Вся эта гремучая душевная смесь взрывается, выплескивается, взламывая и дробя ритм, синтаксис, саму мысль разговорными перебивками,

318

пропусками связующих смысловых звеньев, перечислениями-вскриками. Вольность обращения Корбьера с устоявшимися просодическими правилами смущала даже тех, кого не заподозришь в особо послушном чистописательстве, вплоть до рубежа XIX—XX вв., пока во Франции не приучились считать обязательным для стихотворчества только одно правило: соответствие строя высказывания неповторимости высказываемого.

Жюль Лафорг (1860—1887) среди «проклятых» — единственный, кто не сторонился кружка, участники которого гордо приняли предназначенную их уязвить кличку «декаденты», а к ним примыкал.
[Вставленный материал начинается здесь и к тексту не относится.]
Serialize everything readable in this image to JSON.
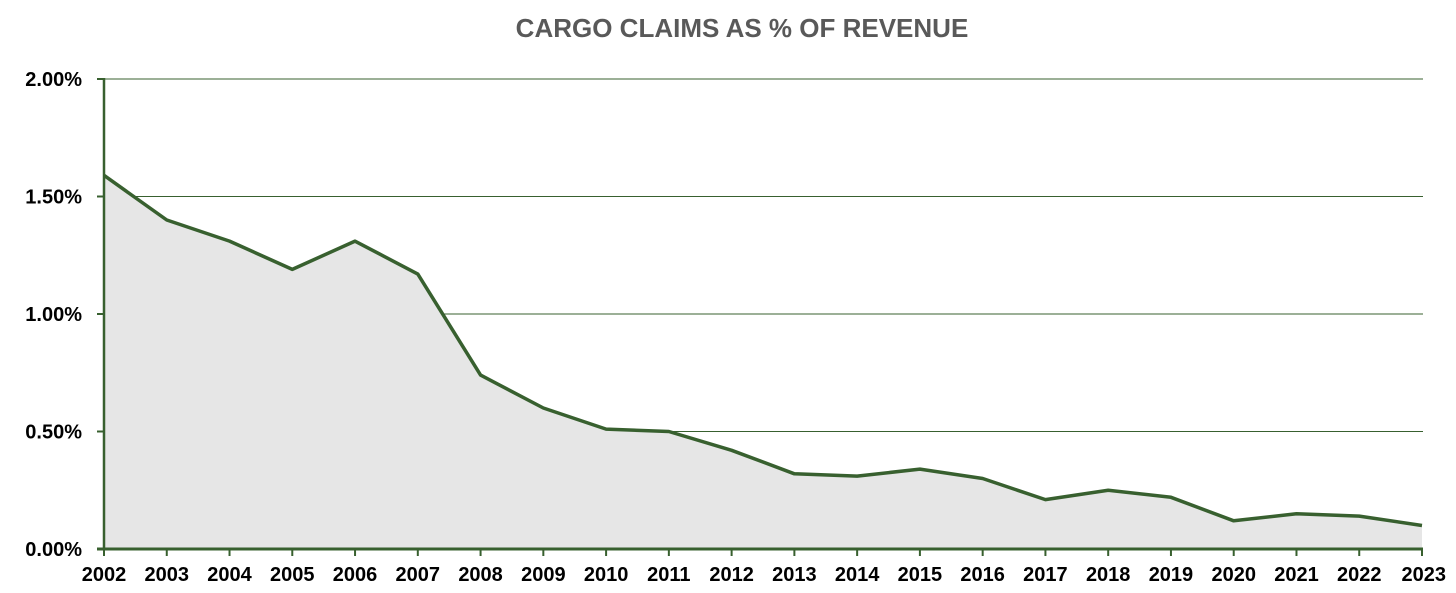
{
  "chart_data": {
    "type": "area",
    "title": "CARGO CLAIMS AS % OF REVENUE",
    "xlabel": "",
    "ylabel": "",
    "x": [
      "2002",
      "2003",
      "2004",
      "2005",
      "2006",
      "2007",
      "2008",
      "2009",
      "2010",
      "2011",
      "2012",
      "2013",
      "2014",
      "2015",
      "2016",
      "2017",
      "2018",
      "2019",
      "2020",
      "2021",
      "2022",
      "2023"
    ],
    "series": [
      {
        "values": [
          1.59,
          1.4,
          1.31,
          1.19,
          1.31,
          1.17,
          0.74,
          0.6,
          0.51,
          0.5,
          0.42,
          0.32,
          0.31,
          0.34,
          0.3,
          0.21,
          0.25,
          0.22,
          0.12,
          0.15,
          0.14,
          0.1
        ]
      }
    ],
    "ylim": [
      0,
      2.0
    ],
    "yticks": [
      "0.00%",
      "0.50%",
      "1.00%",
      "1.50%",
      "2.00%"
    ],
    "ytick_values": [
      0,
      0.5,
      1.0,
      1.5,
      2.0
    ],
    "grid": true,
    "legend": "none",
    "colors": {
      "line": "#38602f",
      "fill": "#e6e6e6",
      "grid": "#38602f",
      "axis": "#38602f",
      "title": "#595959"
    }
  }
}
Рисованной заставкой к сочинениям Лафорга — как прижизненным: «Заплачки» (1885), «Подражание богоматери нашей Луне» (1885), — так и посмертным: «Цветы доброй воли» (1900), «Рыдание Земли» (1901), — могла бы послужить мелькающая там повсюду маска-автопортрет клоуна с печальной улыбкой. Он грустен томительно, беспросветно, будучи раз и навсегда уверен, что его жребий — заведомое поражение. И тем не менее, стесняясь своей ущербной ранимости, застенчиво ее пряча, он постоянно подтрунивает и над собой, и надо всем сущим. Усмехающееся упадочничество Лафорга отправляется от вечно гложущего личного злополучия, но обычно получает у этого поклонника Шопенгауэра космический размах. И тогда тщета собственных бескрылых упований предстает еще смехотворнее, еще плачевнее.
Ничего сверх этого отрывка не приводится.